B2: Life history responses to changes in food quality within Daphnia populations

Dominik Martin-Creuzburg

State of the art

Changes in trophic state can impose major challenges on aquatic organisms and thus are expected to drive micro-evolutionary processes. Cyanobacterial mass developments, frequently observed during eutrophication, represent one important challenge aquatic consumers have to cope with. Cyanobacteria are of poor food quality for aquatic consumers due to morphological properties that hamper ingestion, the production of harmful secondary metabolites, and/or a deficiency in essential lipids, i.e. polyunsaturated fatty acids (PUFA) and especially sterols (von Elert et al. 2003; Wilson et al. 2006; Martin-Creuzburg et al. 2008). Many Daphnia populations experienced long-term changes in food quantity and quality during the last decades due to eutrophication and re-oligotrophication (Hartwich et al. 2012). Resurrection ecology approaches conducted in Upper Lake Constance (ULC) already revealed that these environmental changes were associated with changes in the genetic architecture of Daphnia populations (Brede et al. 2009) and that the mean resistance of Daphnia genotypes to toxic cyanobacteria increased significantly during eutrophication, i.e. when they were exposed to high cyanobacterial biomass (Hairston et al. 1999, 2001).

Preparatory work

Preliminary data obtained in our laboratory suggest that Daphnia can also adapt to temporal changes in the availability of essential nutrients. D. pulicaria clones isolated from sediment cores taken from Lower Lake Constance (LLC) (age 1979-2010) were found to differ in sterol requirements and these differences seem to be related to temporal changes in cyanobacterial biomass. The absence of sterols in cyanobacteria has been shown to severely constrain life history traits of single Daphnia clones (Martin-Creuzburg et al. 2009). Our data suggest that progenies of clones that were naturally exposed to high cyanobacterial biomass have lower sterol requirements than progenies of clones that were not exposed to cyanobacteria. However, these preliminary data have to be verified using a larger set of clones representing different time periods and the experiments have to be extended to assess clone-specific differences in dietary PUFA requirements. D. pulicaria invaded LLC in the early 1970s during the height of eutrophication and the hatching success from resting eggs deposited until the early 1980s is very low (Möst et al. 2015). Thus, to increase the accessible timeframe and to allow for comparison between ULC and LLC, additional experiments will be conducted with D. galeata and D. longispina (and their hybrids).
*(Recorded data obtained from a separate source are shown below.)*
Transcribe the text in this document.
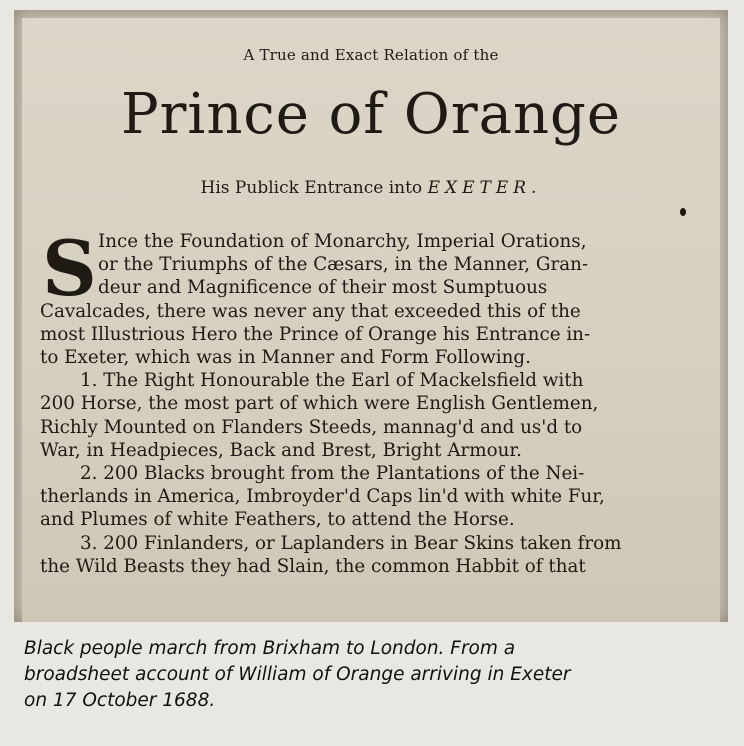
A True and Exact Relation of the
Prince of Orange
His Publick Entrance into EXETER.
S Ince the Foundation of Monarchy, Imperial Orations,
or the Triumphs of the Cæsars, in the Manner, Gran-
deur and Magnificence of their most Sumptuous
Cavalcades, there was never any that exceeded this of the
most Illustrious Hero the Prince of Orange his Entrance in-
to Exeter, which was in Manner and Form Following.
1. The Right Honourable the Earl of Mackelsfield with
200 Horse, the most part of which were English Gentlemen,
Richly Mounted on Flanders Steeds, mannag'd and us'd to
War, in Headpieces, Back and Brest, Bright Armour.
2. 200 Blacks brought from the Plantations of the Nei-
therlands in America, Imbroyder'd Caps lin'd with white Fur,
and Plumes of white Feathers, to attend the Horse.
3. 200 Finlanders, or Laplanders in Bear Skins taken from
the Wild Beasts they had Slain, the common Habbit of that
Black people march from Brixham to London. From a
broadsheet account of William of Orange arriving in Exeter
on 17 October 1688.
Both species were present in ULC and LLC already prior to the height of eutrophication and there is evidence that resting eggs of these species stay viable for a long time in LC sediments.

Proposed project and role within the RTG


The aim of the project is to explore micro-evolutionary changes in the adaptation to cyanobacterial food within Daphnia populations in ULC and LLC. By hatching resting eggs from sediments deposited during different time periods, genotypes from past populations will be recovered (resurrection ecology approach). The isolated Daphnia clones will be used to conduct comparative life history experiments in which potential genotype-specific changes in the ability to cope with cyanobacterial food will be investigated. The focus will be on differences in essential lipid requirements among clones. It is hypothesized that progenies of clones that were exposed to high cyanobacterial biomass during eutrophication are better adapted to cyanobacteria and thus have lower dietary requirements for sterols and PUFA than clones isolated from older or more recent sediment layers. The results obtained will be related to temporal changes in the phytoplankton species composition; especially to changes in cyanobacterial biomass (long-term data sets are available for ULC and LLC). To assess potential dietary deficiencies during different time periods, resting eggs will be isolated and analysed for temporal changes in the essential lipid composition. The aim of this project is to explore the physiological background of resilience to cyanobacteria within Daphnia populations and to improve our understanding of how human-made environmental changes can drive micro-evolutionary processes in aquatic communities.

The proposed project will be closely linked to project A3, in which temporal changes in the genetic architecture of Daphnia populations will be explored. This collaboration will allow also for a genetic characterization of the isolated Daphnia clones. The vertical distribution of ephippia (D. pulicaria and D. longispina/galeata) in sediment cores taken from different locations in LLC will be related to the spatiotemporal changes in phytoplankton investigated in project A4. In collaboration with C3, resting eggs will be analysed for stable isotopes (amino acids) and in conjunction with stable isotope analyses of archived zooplankton samples used to assess temporal changes in the trophic position of the different Daphnia species. Sediment cores and age models will be used jointly with projects A1, A3, A4, and C3. In collaboration with project C4, the food quality of mixotrophs (chrysophytes) for Daphnia will be explored and related to toxic compounds (chlorosulfolipids) potentially produced by chrysophytes (Boenigk 2004; Hiltunen et al. 2012).